I'd really love to see a system that doesn't use events, but instead has "advisors" or some kind of planning schedule. Remember that Stoney mod? They had Germany promising to respect Austrian sovereignty as a pre-req to annex! Classic "wag-the-dog" manuever.

If there was more player interactions needed, it would help prevent exploits.
 
Agreed!

A question though: will the theories and practicals be specific in a limiting way to a nation? What I mean is... if your nation had no experience or practicals in a chosen area, would you still be able to research in that area (albeit at a much slower rate) ??

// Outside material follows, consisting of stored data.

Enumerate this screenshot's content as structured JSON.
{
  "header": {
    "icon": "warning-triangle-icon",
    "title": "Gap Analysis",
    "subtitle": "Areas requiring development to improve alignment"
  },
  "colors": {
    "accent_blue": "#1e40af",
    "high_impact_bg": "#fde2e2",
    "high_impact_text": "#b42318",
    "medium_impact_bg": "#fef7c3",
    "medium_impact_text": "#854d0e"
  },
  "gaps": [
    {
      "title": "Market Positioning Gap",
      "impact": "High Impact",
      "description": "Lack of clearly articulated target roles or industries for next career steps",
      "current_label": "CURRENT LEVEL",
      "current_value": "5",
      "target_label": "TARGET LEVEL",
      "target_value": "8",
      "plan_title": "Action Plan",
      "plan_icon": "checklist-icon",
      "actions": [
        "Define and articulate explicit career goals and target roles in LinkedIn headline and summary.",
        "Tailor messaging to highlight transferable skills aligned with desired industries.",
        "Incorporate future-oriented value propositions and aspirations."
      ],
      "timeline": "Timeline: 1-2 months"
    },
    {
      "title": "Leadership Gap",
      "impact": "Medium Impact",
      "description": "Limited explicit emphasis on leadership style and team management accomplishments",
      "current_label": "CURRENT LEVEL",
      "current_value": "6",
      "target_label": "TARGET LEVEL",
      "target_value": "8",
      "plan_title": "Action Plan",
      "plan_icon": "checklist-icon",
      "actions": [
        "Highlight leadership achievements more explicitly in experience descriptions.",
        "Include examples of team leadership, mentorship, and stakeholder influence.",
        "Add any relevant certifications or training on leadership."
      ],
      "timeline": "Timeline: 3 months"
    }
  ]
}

Yes of course, you just take a hit. You probably also want to build some low tech levels of that type to boost your practical.
 
I don´t think the practical decay for a tech should be very rapid. For example Germany were practically disarmed between 1918-1935 and still managed to rebuild an advanced army, armoured force, airforce and navy pretty quickly...
 
I don´t think the practical decay for a tech should be very rapid. For example Germany were practically disarmed between 1918-1935 and still managed to rebuild an advanced army, armoured force, airforce and navy pretty quickly...
Dont forget that germans tested some tactics and equipement in USSR in early 30's
 
One would think that decay of doctrine/experience/tech would be slow, but would eventually reach a point where it reaches zero value, given enough time.

Imagine an organization that has all its collective wisdom based upon its collective experiences in year one and does not add any afterward - the collective wisdom would diminish (to great extent) with the retirement or passing of each member of the organization, as the years go by.

If the youngest members were about 20 year old on year one, they would be logically retired within 40 years, taking with them all the collective wisdom that they hadn't promulgated in policies, etc. What's most important is that they would be taking their experience. So, by year 40, one could expect that the collective wisdom of the organization would be depleted of its actual experienced members. That is a significant hit or decay to the collective wisdom of the organization.

Given that HOI3 does not cover a 40 year span, tech decay should not reach such drastic losses, but I could see it reaching a 10-20 per cent decay rate over a 10-year span, if no fresh infusion of technology was added to the base.